The chemical name of Vitamin-E is tocopherol. This vitamin occurs as yellow viscous oil which is insoluble in water but soluble in fat. It is stable for acids and heat in the absence of oxygen, but is readily destroyed by ultra-violet light, alkalis and Oxygen. It is a naturally occurring antioxidant.


1. Vitamin-E protects Vitamin A and Vitamin-C from oxidation, both in the digestive tract and in the body cells. Thus it helps the body to make better use of Vitamin-‘ A and ascorbic acid.

2. It also activates certain enzyme reactions.
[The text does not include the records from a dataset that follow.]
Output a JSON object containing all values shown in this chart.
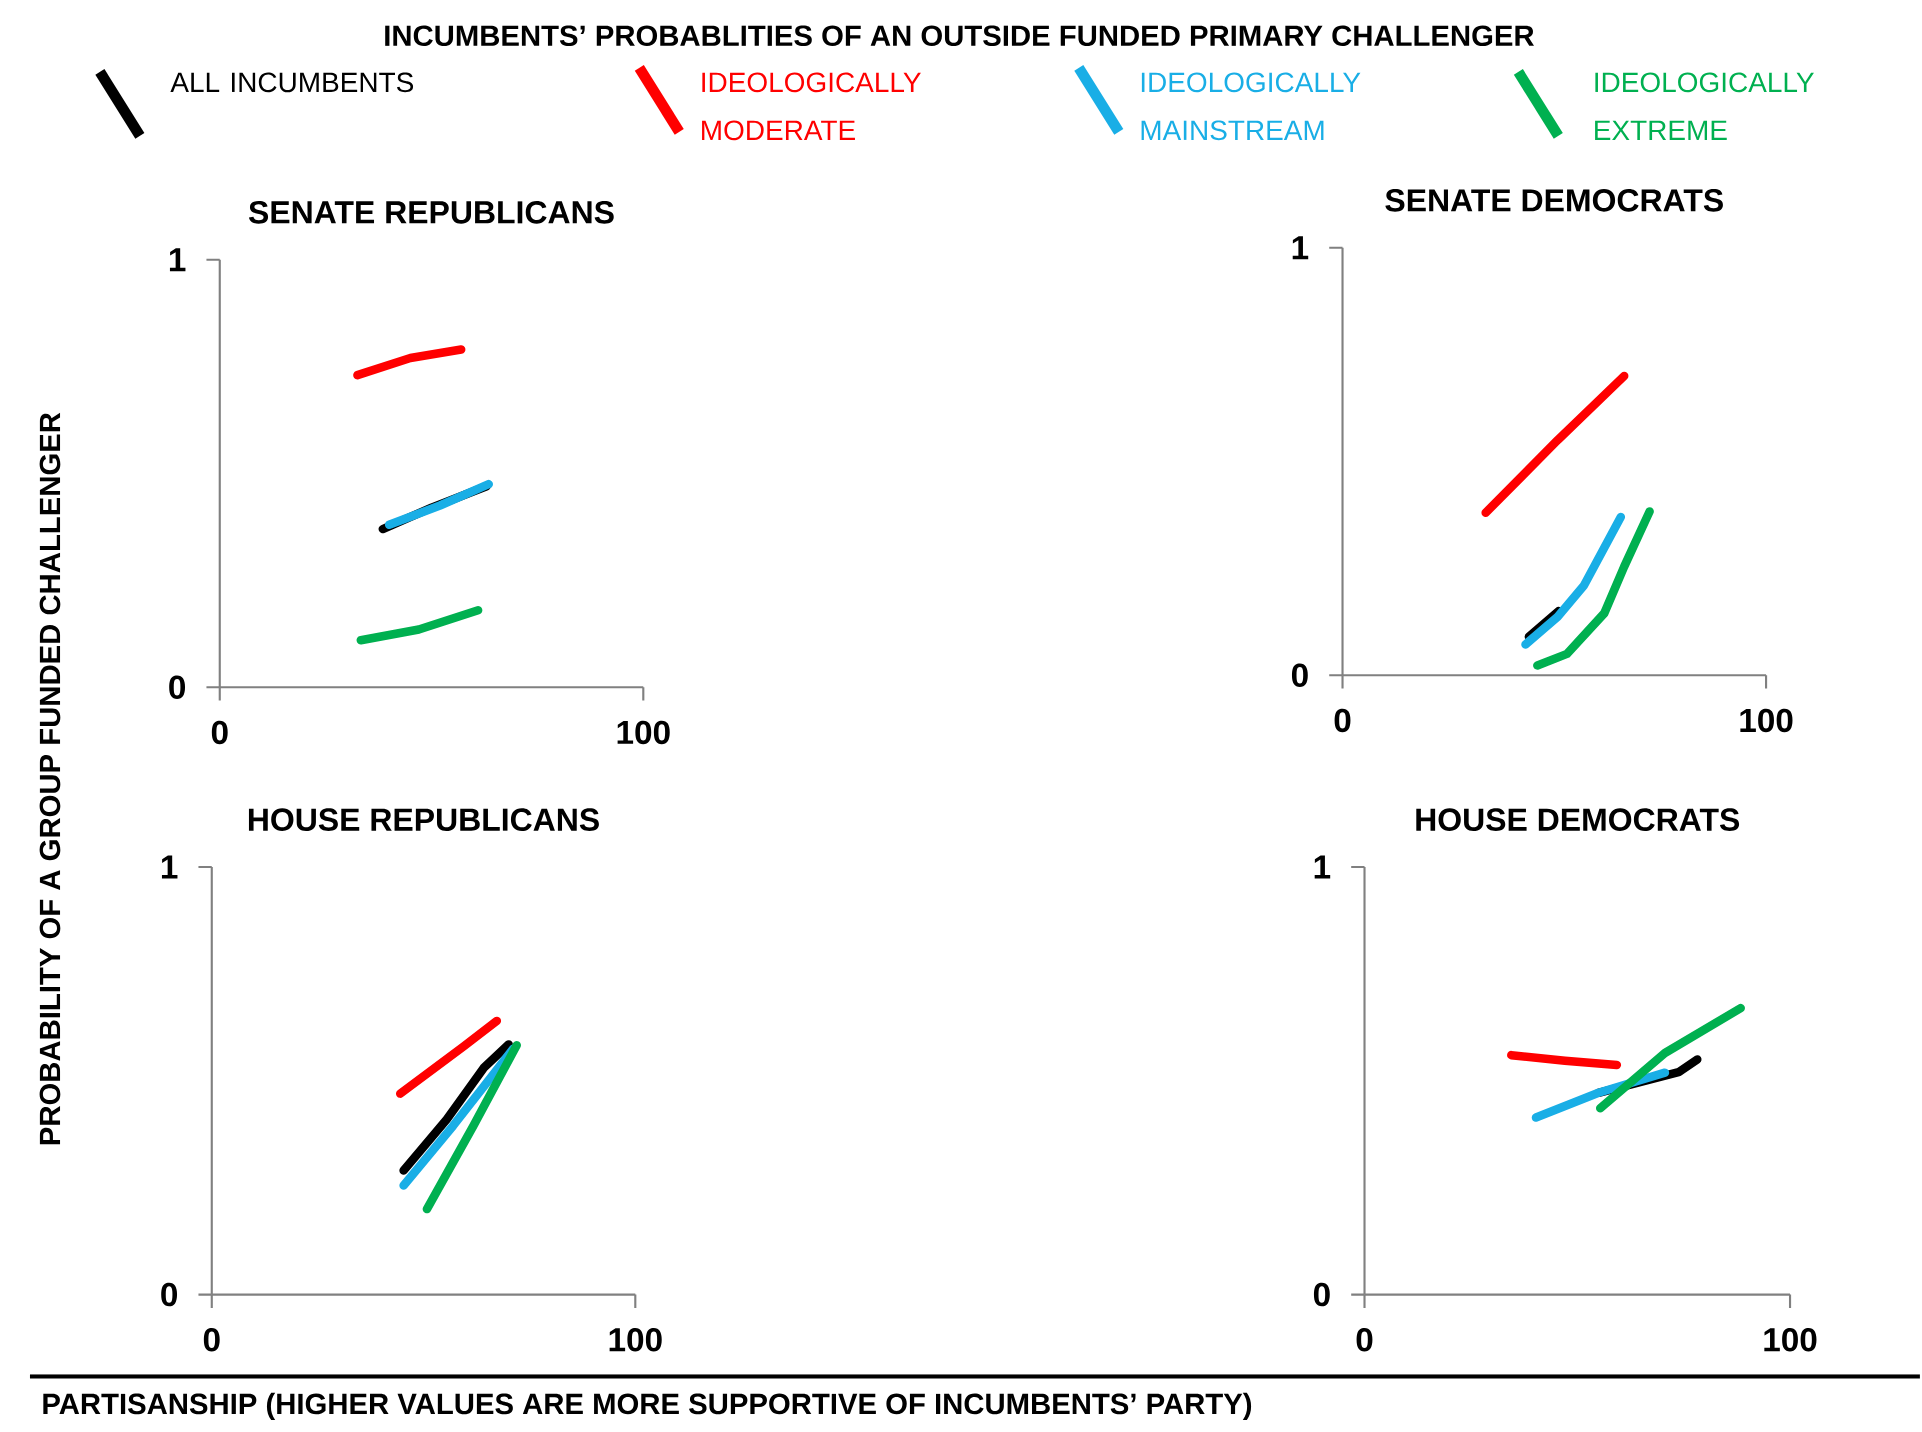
{
  "chart_data": [
    {
      "type": "line",
      "title": "SENATE REPUBLICANS",
      "xlabel": "PARTISANSHIP (HIGHER VALUES ARE MORE SUPPORTIVE OF INCUMBENTS’ PARTY)",
      "ylabel": "PROBABILITY OF A GROUP FUNDED CHALLENGER",
      "annotations": [
        "INCUMBENTS’ PROBABLITIES OF AN OUTSIDE FUNDED PRIMARY CHALLENGER"
      ],
      "legend": "top",
      "xlim": [
        0,
        100
      ],
      "ylim": [
        0,
        1
      ],
      "xticks": [
        0,
        100
      ],
      "yticks": [
        0,
        1
      ],
      "series": [
        {
          "name": "ALL INCUMBENTS",
          "color": "#000000",
          "x": [
            38.5,
            50,
            63
          ],
          "values": [
            0.37,
            0.42,
            0.47
          ]
        },
        {
          "name": "IDEOLOGICALLY MODERATE",
          "color": "#ff0000",
          "x": [
            32.5,
            45,
            57
          ],
          "values": [
            0.73,
            0.77,
            0.79
          ]
        },
        {
          "name": "IDEOLOGICALLY MAINSTREAM",
          "color": "#19aee6",
          "x": [
            40,
            52,
            63.5
          ],
          "values": [
            0.38,
            0.425,
            0.475
          ]
        },
        {
          "name": "IDEOLOGICALLY EXTREME",
          "color": "#00b050",
          "x": [
            33.3,
            47,
            61
          ],
          "values": [
            0.11,
            0.135,
            0.18
          ]
        }
      ]
    },
    {
      "type": "line",
      "title": "SENATE DEMOCRATS",
      "xlim": [
        0,
        100
      ],
      "ylim": [
        0,
        1
      ],
      "xticks": [
        0,
        100
      ],
      "yticks": [
        0,
        1
      ],
      "series": [
        {
          "color": "#000000",
          "x": [
            44,
            51
          ],
          "values": [
            0.09,
            0.15
          ]
        },
        {
          "color": "#ff0000",
          "x": [
            33.8,
            50.8,
            66.5
          ],
          "values": [
            0.38,
            0.55,
            0.7
          ]
        },
        {
          "color": "#19aee6",
          "x": [
            43.2,
            50.8,
            57,
            65.7
          ],
          "values": [
            0.072,
            0.137,
            0.21,
            0.37
          ]
        },
        {
          "color": "#00b050",
          "x": [
            46,
            53,
            61.8,
            66.5,
            72.5
          ],
          "values": [
            0.023,
            0.05,
            0.145,
            0.254,
            0.383
          ]
        }
      ]
    },
    {
      "type": "line",
      "title": "HOUSE REPUBLICANS",
      "xlim": [
        0,
        100
      ],
      "ylim": [
        0,
        1
      ],
      "xticks": [
        0,
        100
      ],
      "yticks": [
        0,
        1
      ],
      "series": [
        {
          "color": "#000000",
          "x": [
            45.3,
            55.5,
            64.2,
            70.1
          ],
          "values": [
            0.29,
            0.41,
            0.53,
            0.585
          ]
        },
        {
          "color": "#ff0000",
          "x": [
            44.5,
            59.4,
            67.3
          ],
          "values": [
            0.47,
            0.58,
            0.64
          ]
        },
        {
          "color": "#19aee6",
          "x": [
            45.3,
            57,
            71.2
          ],
          "values": [
            0.255,
            0.395,
            0.575
          ]
        },
        {
          "color": "#00b050",
          "x": [
            50.8,
            61.8,
            72
          ],
          "values": [
            0.2,
            0.395,
            0.583
          ]
        }
      ]
    },
    {
      "type": "line",
      "title": "HOUSE DEMOCRATS",
      "xlim": [
        0,
        100
      ],
      "ylim": [
        0,
        1
      ],
      "xticks": [
        0,
        100
      ],
      "yticks": [
        0,
        1
      ],
      "series": [
        {
          "color": "#000000",
          "x": [
            55,
            73.8,
            78.2
          ],
          "values": [
            0.472,
            0.52,
            0.55
          ]
        },
        {
          "color": "#ff0000",
          "x": [
            34.5,
            47.1,
            59.3
          ],
          "values": [
            0.56,
            0.547,
            0.537
          ]
        },
        {
          "color": "#19aee6",
          "x": [
            40.3,
            55,
            70.6
          ],
          "values": [
            0.414,
            0.472,
            0.519
          ]
        },
        {
          "color": "#00b050",
          "x": [
            55.4,
            70.6,
            88.4
          ],
          "values": [
            0.436,
            0.565,
            0.67
          ]
        }
      ]
    }
  ]
}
It occurs mostly in plant materials, the richest source being green leafy vegetables, whole grain cereals and vegetable oils like wheat germ oil and cotton seed oil. Among the animal products liver, heart, kidney, milk and eggs have some amount of this Vitamin.

Daily Allowance

Vitamin-E requirement is between 10 and 30 mg. daily for adults.



Vitamin-E deficiency is extremely rare, as it is widely distributed in food. However, it is been observed that Vitamin-E deficiency results in increased haemolysis (breakdown) of the R.B.C. leading to anemia. Premature infants also show a low level of tocopherol. In some species of animals, Vitamin-E deficiency is known to cause reproductive failure.